The Emirates Group became profitable within its first nine months. During its first year, the airline carried about 260,000 passengers and 10,000 tons of freight. By 1986, the airline was adding new destinations such as Colombo, Dhaka, Amman, and Cairo to its route network.

In its second year the group posted a loss, but growth continued even as the region was experiencing a downturn a year later. The Gulf War and the laying off of expatriate workers as the main factors. In its second year, competitors had accused Emirates of starting a price war, something the airline's competitors still accuse Emirates of doing. On 3 July 1987, Emirates received its first bought Airbus A310-304, from Tolouse. Within the first 38 months of operating, Emirates was serving 12 destinations.

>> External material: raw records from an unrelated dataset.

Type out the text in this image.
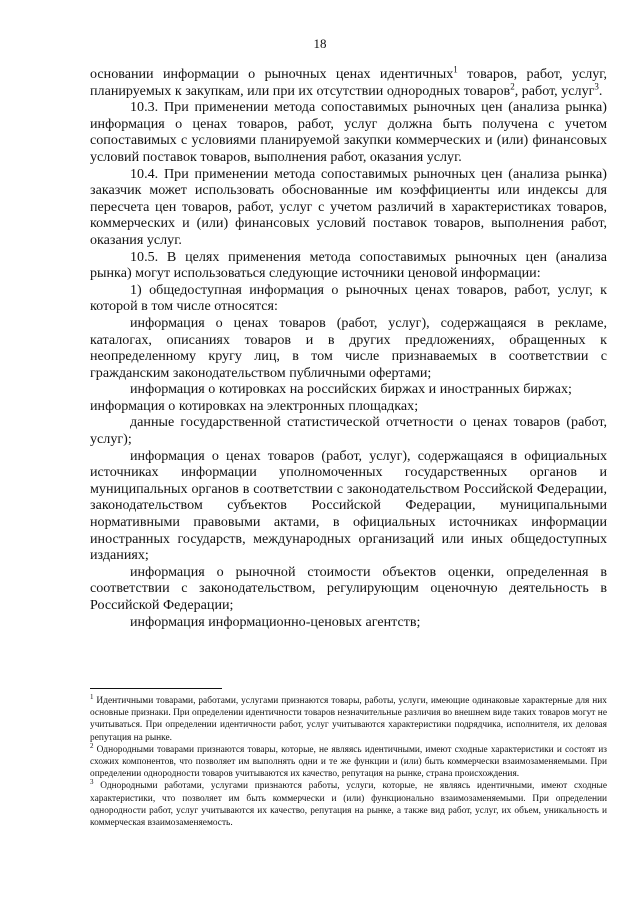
18

основании информации о рыночных ценах идентичных$^1$ товаров, работ, услуг, планируемых к закупкам, или при их отсутствии однородных товаров$^2$, работ, услуг$^3$.

10.3. При применении метода сопоставимых рыночных цен (анализа рынка) информация о ценах товаров, работ, услуг должна быть получена с учетом сопоставимых с условиями планируемой закупки коммерческих и (или) финансовых условий поставок товаров, выполнения работ, оказания услуг.

10.4. При применении метода сопоставимых рыночных цен (анализа рынка) заказчик может использовать обоснованные им коэффициенты или индексы для пересчета цен товаров, работ, услуг с учетом различий в характеристиках товаров, коммерческих и (или) финансовых условий поставок товаров, выполнения работ, оказания услуг.

10.5. В целях применения метода сопоставимых рыночных цен (анализа рынка) могут использоваться следующие источники ценовой информации:

1) общедоступная информация о рыночных ценах товаров, работ, услуг, к которой в том числе относятся:

информация о ценах товаров (работ, услуг), содержащаяся в рекламе, каталогах, описаниях товаров и в других предложениях, обращенных к неопределенному кругу лиц, в том числе признаваемых в соответствии с гражданским законодательством публичными офертами;

информация о котировках на российских биржах и иностранных биржах;

информация о котировках на электронных площадках;

данные государственной статистической отчетности о ценах товаров (работ, услуг);

информация о ценах товаров (работ, услуг), содержащаяся в официальных источниках информации уполномоченных государственных органов и муниципальных органов в соответствии с законодательством Российской Федерации, законодательством субъектов Российской Федерации, муниципальными нормативными правовыми актами, в официальных источниках информации иностранных государств, международных организаций или иных общедоступных изданиях;

информация о рыночной стоимости объектов оценки, определенная в соответствии с законодательством, регулирующим оценочную деятельность в Российской Федерации;

информация информационно-ценовых агентств;

$^1$ Идентичными товарами, работами, услугами признаются товары, работы, услуги, имеющие одинаковые характерные для них основные признаки. При определении идентичности товаров незначительные различия во внешнем виде таких товаров могут не учитываться. При определении идентичности работ, услуг учитываются характеристики подрядчика, исполнителя, их деловая репутация на рынке.

$^2$ Однородными товарами признаются товары, которые, не являясь идентичными, имеют сходные характеристики и состоят из схожих компонентов, что позволяет им выполнять одни и те же функции и (или) быть коммерчески взаимозаменяемыми. При определении однородности товаров учитываются их качество, репутация на рынке, страна происхождения.

$^3$ Однородными работами, услугами признаются работы, услуги, которые, не являясь идентичными, имеют сходные характеристики, что позволяет им быть коммерчески и (или) функционально взаимозаменяемыми. При определении однородности работ, услуг учитываются их качество, репутация на рынке, а также вид работ, услуг, их объем, уникальность и коммерческая взаимозаменяемость.
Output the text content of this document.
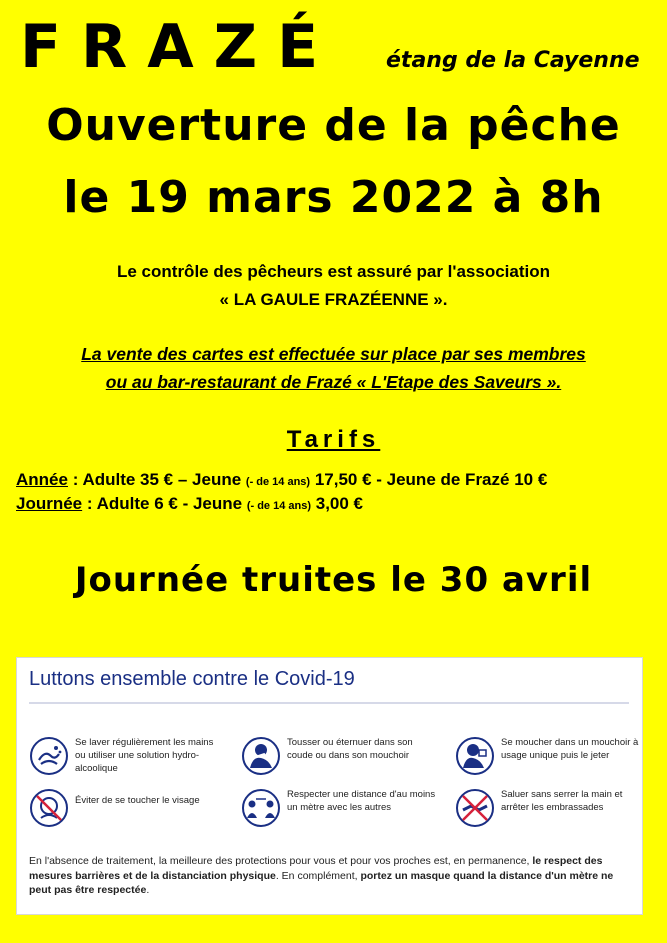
FRAZÉ étang de la Cayenne
Ouverture de la pêche
le 19 mars 2022 à 8h
Le contrôle des pêcheurs est assuré par l'association
« LA GAULE FRAZÉENNE ».
La vente des cartes est effectuée sur place par ses membres
ou au bar-restaurant de Frazé « L'Etape des Saveurs ».
Tarifs
Année : Adulte 35 € – Jeune (- de 14 ans) 17,50 € - Jeune de Frazé 10 €
Journée : Adulte 6 € - Jeune (- de 14 ans) 3,00 €
Journée truites le 30 avril
Luttons ensemble contre le Covid-19
Se laver régulièrement les mains ou utiliser une solution hydro-alcoolique
Tousser ou éternuer dans son coude ou dans son mouchoir
Se moucher dans un mouchoir à usage unique puis le jeter
Éviter de se toucher le visage
Respecter une distance d'au moins un mètre avec les autres
Saluer sans serrer la main et arrêter les embrassades
En l'absence de traitement, la meilleure des protections pour vous et pour vos proches est, en permanence, le respect des mesures barrières et de la distanciation physique. En complément, portez un masque quand la distance d'un mètre ne peut pas être respectée.
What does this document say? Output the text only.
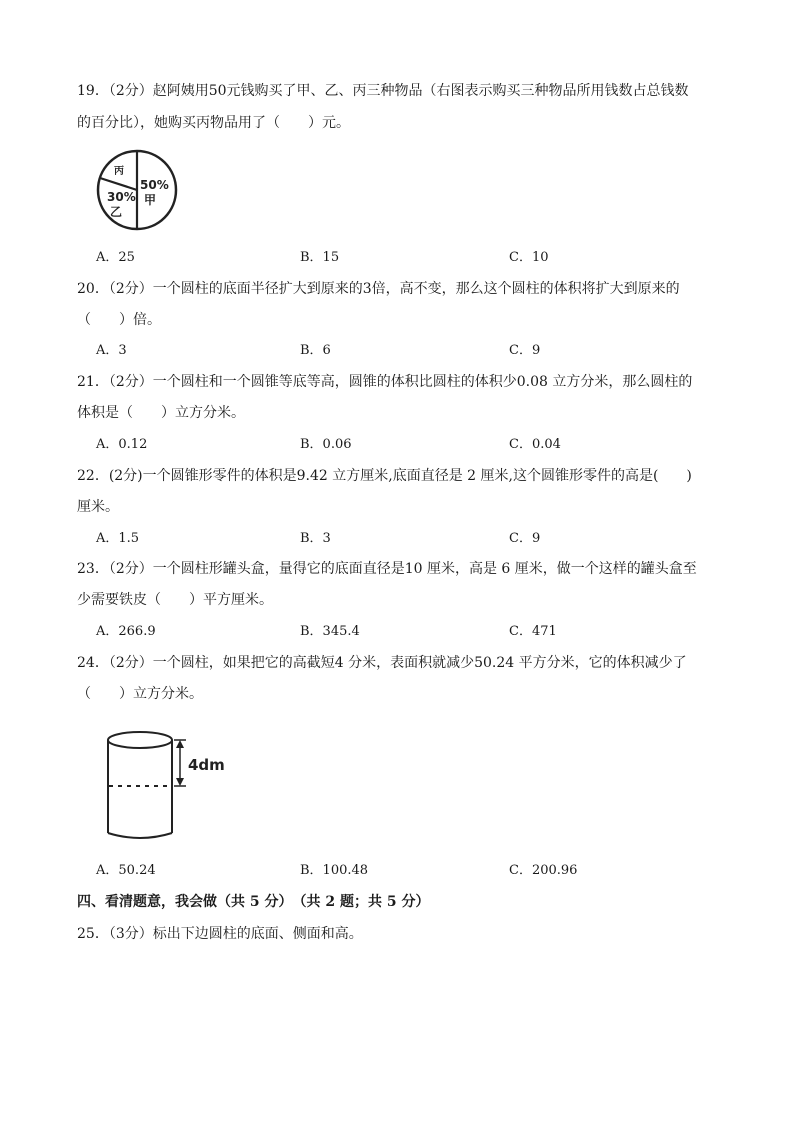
19．（2分）赵阿姨用50元钱购买了甲、乙、丙三种物品（右图表示购买三种物品所用钱数占总钱数
的百分比），她购买丙物品用了（　　）元。
丙
30%
乙
50%
甲
A．25	B．15	C．10
20．（2分）一个圆柱的底面半径扩大到原来的3倍，高不变，那么这个圆柱的体积将扩大到原来的
（　　）倍。
A．3	B．6	C．9
21．（2分）一个圆柱和一个圆锥等底等高，圆锥的体积比圆柱的体积少0.08 立方分米，那么圆柱的
体积是（　　）立方分米。
A．0.12	B．0.06	C．0.04
22．(2分)一个圆锥形零件的体积是9.42 立方厘米,底面直径是 2 厘米,这个圆锥形零件的高是(　　)
厘米。
A．1.5	B．3	C．9
23．（2分）一个圆柱形罐头盒，量得它的底面直径是10 厘米，高是 6 厘米，做一个这样的罐头盒至
少需要铁皮（　　）平方厘米。
A．266.9	B．345.4	C．471
24．（2分）一个圆柱，如果把它的高截短4 分米，表面积就减少50.24 平方分米，它的体积减少了
（　　）立方分米。
4dm
A．50.24	B．100.48	C．200.96
四、看清题意，我会做（共 5 分）　（共 2 题；共 5 分）
25．（3分）标出下边圆柱的底面、侧面和高。
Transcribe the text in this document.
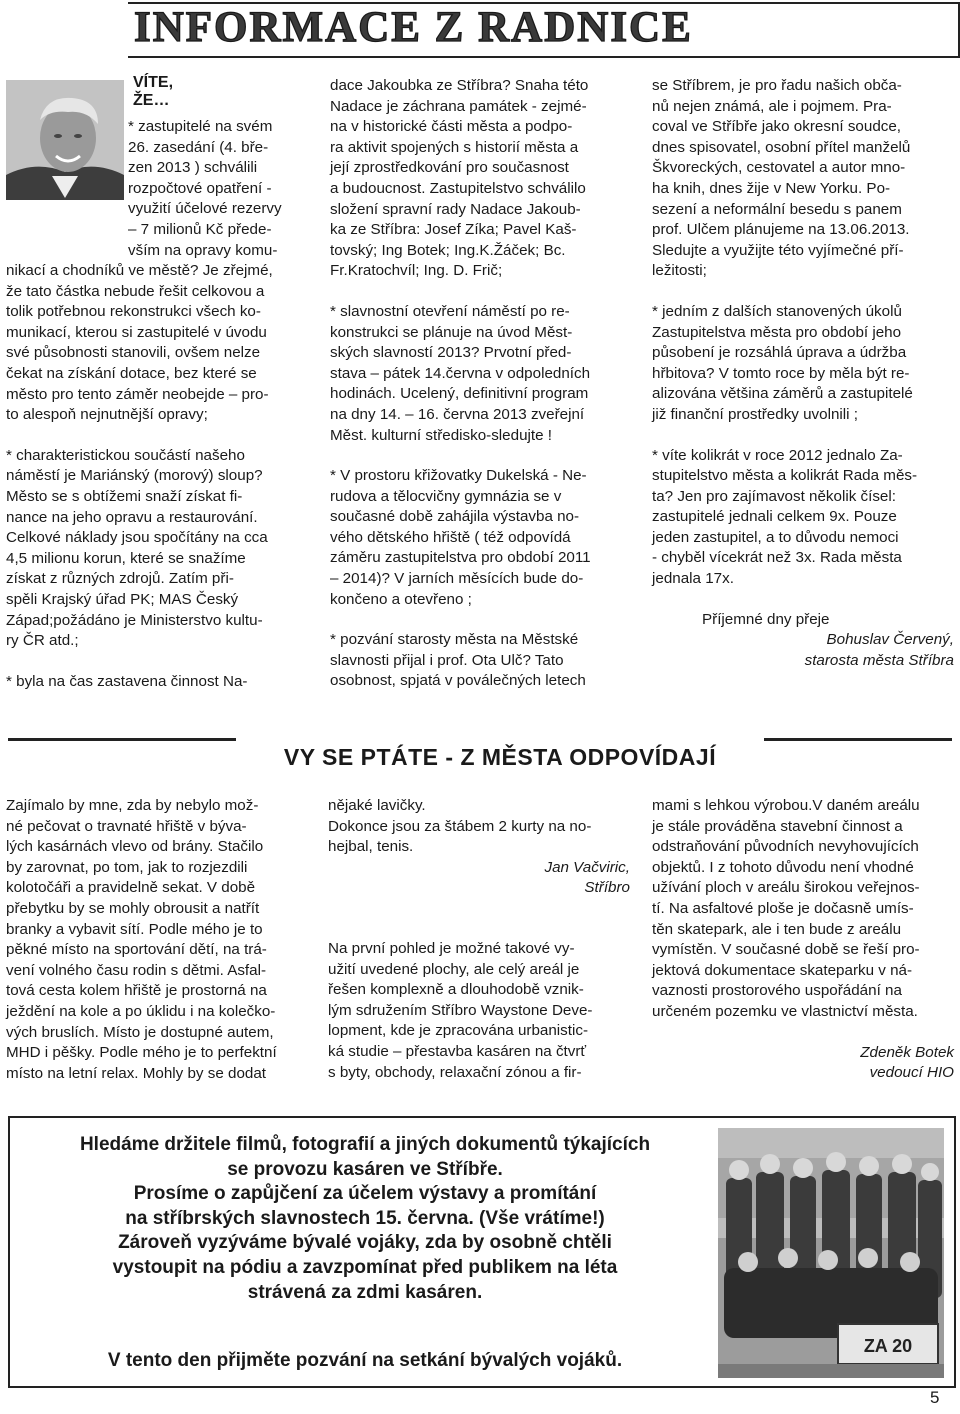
INFORMACE Z RADNICE
VÍTE, ŽE…

* zastupitelé na svém

26. zasedání (4. bře-

zen 2013 ) schválili

rozpočtové opatření -

využití účelové rezervy

– 7 milionů Kč přede-

vším na opravy komu-

nikací a chodníků ve městě? Je zřejmé,

že tato částka nebude řešit celkovou a

tolik potřebnou rekonstrukci všech ko-

munikací, kterou si zastupitelé v úvodu

své působnosti stanovili, ovšem nelze

čekat na získání dotace, bez které se

město pro tento záměr neobejde – pro-

to alespoň nejnutnější opravy;

* charakteristickou součástí našeho

náměstí je Mariánský (morový) sloup?

Město se s obtížemi snaží získat fi-

nance na jeho opravu a restaurování.

Celkové náklady jsou spočítány na cca

4,5 milionu korun, které se snažíme

získat z různých zdrojů. Zatím při-

spěli Krajský úřad PK; MAS Český

Západ;požádáno je Ministerstvo kultu-

ry ČR atd.;

* byla na čas zastavena činnost Na-

dace Jakoubka ze Stříbra? Snaha této

Nadace je záchrana památek - zejmé-

na v historické části města a podpo-

ra aktivit spojených s historií města a

její zprostředkování pro současnost

a budoucnost. Zastupitelstvo schválilo

složení spravní rady Nadace Jakoub-

ka ze Stříbra: Josef Zíka; Pavel Kaš-

tovský; Ing Botek; Ing.K.Žáček; Bc.

Fr.Kratochvíl; Ing. D. Frič;

* slavnostní otevření náměstí po re-

konstrukci se plánuje na úvod Měst-

ských slavností 2013? Prvotní před-

stava – pátek 14.června v odpoledních

hodinách. Ucelený, definitivní program

na dny 14. – 16. června 2013 zveřejní

Měst. kulturní středisko-sledujte !

* V prostoru křižovatky Dukelská - Ne-

rudova a tělocvičny gymnázia se v

současné době zahájila výstavba no-

vého dětského hřiště ( též odpovídá

záměru zastupitelstva pro období 2011

– 2014)? V jarních měsících bude do-

končeno a otevřeno ;

* pozvání starosty města na Městské

slavnosti přijal i prof. Ota Ulč? Tato

osobnost, spjatá v poválečných letech

se Stříbrem, je pro řadu našich obča-

nů nejen známá, ale i pojmem. Pra-

coval ve Stříbře jako okresní soudce,

dnes spisovatel, osobní přítel manželů

Škvoreckých, cestovatel a autor mno-

ha knih, dnes žije v New Yorku. Po-

sezení a neformální besedu s panem

prof. Ulčem plánujeme na 13.06.2013.

Sledujte a využijte této vyjímečné pří-

ležitosti;

* jedním z dalších stanovených úkolů

Zastupitelstva města pro období jeho

působení je rozsáhlá úprava a údržba

hřbitova? V tomto roce by měla být re-

alizována většina záměrů a zastupitelé

již finanční prostředky uvolnili ;

* víte kolikrát v roce 2012 jednalo Za-

stupitelstvo města a kolikrát Rada měs-

ta? Jen pro zajímavost několik čísel:

zastupitelé jednali celkem 9x. Pouze

jeden zastupitel, a to důvodu nemoci

- chyběl vícekrát než 3x. Rada města

jednala 17x.

Příjemné dny přeje

Bohuslav Červený,

starosta města Stříbra

VY SE PTÁTE - Z MĚSTA ODPOVÍDAJÍ

Zajímalo by mne, zda by nebylo mož-

né pečovat o travnaté hřiště v býva-

lých kasárnách vlevo od brány. Stačilo

by zarovnat, po tom, jak to rozjezdili

kolotočáři a pravidelně sekat. V době

přebytku by se mohly obrousit a natřít

branky a vybavit sítí. Podle mého je to

pěkné místo na sportování dětí, na trá-

vení volného času rodin s dětmi. Asfal-

tová cesta kolem hřiště je prostorná na

ježdění na kole a po úklidu i na kolečko-

vých bruslích. Místo je dostupné autem,

MHD i pěšky. Podle mého je to perfektní

místo na letní relax. Mohly by se dodat

nějaké lavičky.

Dokonce jsou za štábem 2 kurty na no-

hejbal, tenis.

Jan Vačviric,

Stříbro

Na první pohled je možné takové vy-

užití uvedené plochy, ale celý areál je

řešen komplexně a dlouhodobě vznik-

lým sdružením Stříbro Waystone Deve-

lopment, kde je zpracována urbanistic-

ká studie – přestavba kasáren na čtvrť

s byty, obchody, relaxační zónou a fir-

mami s lehkou výrobou.V daném areálu

je stále prováděna stavební činnost a

odstraňování původních nevyhovujících

objektů. I z tohoto důvodu není vhodné

užívání ploch v areálu širokou veřejnos-

tí. Na asfaltové ploše je dočasně umís-

těn skatepark, ale i ten bude z areálu

vymístěn. V současné době se řeší pro-

jektová dokumentace skateparku v ná-

vaznosti prostorového uspořádání na

určeném pozemku ve vlastnictví města.

Zdeněk Botek

vedoucí HIO

Hledáme držitele filmů, fotografií a jiných dokumentů týkajících
se provozu kasáren ve Stříbře.
Prosíme o zapůjčení za účelem výstavy a promítání
na stříbrských slavnostech 15. června. (Vše vrátíme!)
Zároveň vyzýváme bývalé vojáky, zda by osobně chtěli
vystoupit na pódiu a zavzpomínat před publikem na léta
strávená za zdmi kasáren.
V tento den přijměte pozvání na setkání bývalých vojáků.
ZA 20
5
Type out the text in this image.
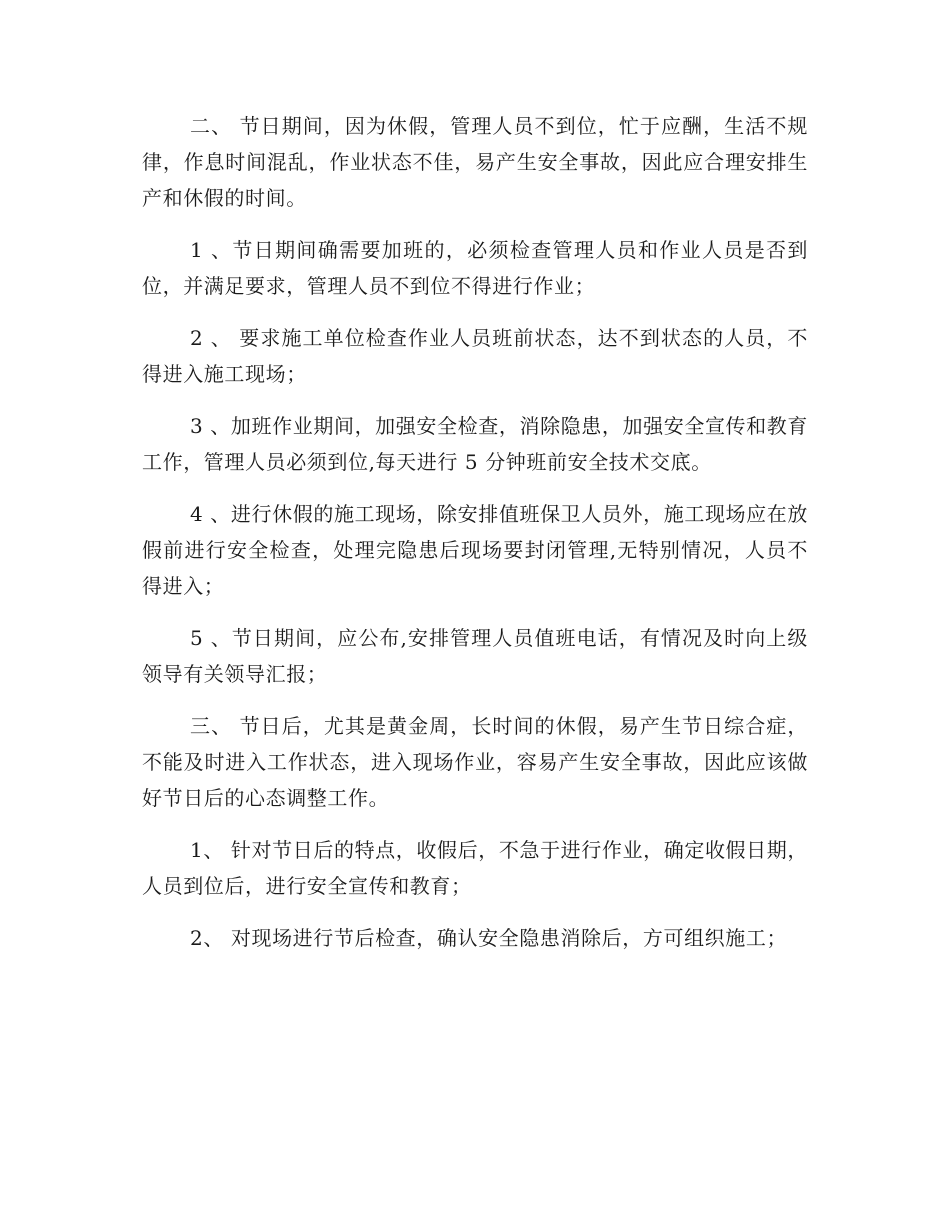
二、 节日期间，因为休假，管理人员不到位，忙于应酬，生活不规律，作息时间混乱，作业状态不佳，易产生安全事故，因此应合理安排生产和休假的时间。

1 、节日期间确需要加班的，必须检查管理人员和作业人员是否到位，并满足要求，管理人员不到位不得进行作业；

2 、 要求施工单位检查作业人员班前状态，达不到状态的人员，不得进入施工现场；

3 、加班作业期间，加强安全检查，消除隐患，加强安全宣传和教育工作，管理人员必须到位,每天进行 5 分钟班前安全技术交底。

4 、进行休假的施工现场，除安排值班保卫人员外，施工现场应在放假前进行安全检查，处理完隐患后现场要封闭管理,无特别情况，人员不得进入；

5 、节日期间，应公布,安排管理人员值班电话，有情况及时向上级领导有关领导汇报；

三、 节日后，尤其是黄金周，长时间的休假，易产生节日综合症，不能及时进入工作状态，进入现场作业，容易产生安全事故，因此应该做好节日后的心态调整工作。

1、 针对节日后的特点，收假后，不急于进行作业，确定收假日期，人员到位后，进行安全宣传和教育；

2、 对现场进行节后检查，确认安全隐患消除后，方可组织施工；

Emirates Sky Cargo, which operated as a separate entity, carried 25,000 tons of freight in fiscal 1989. Emirates expanded its route network into the Far East in 1990, and expanded its European operations in the summer of 1992. In 1990, the airline purchased three additional Airbus A310-300s from Airbus. The Group also launched Marhaba in December 1991 as a premium meet and greet service for passengers travelling through Dubai International Airport.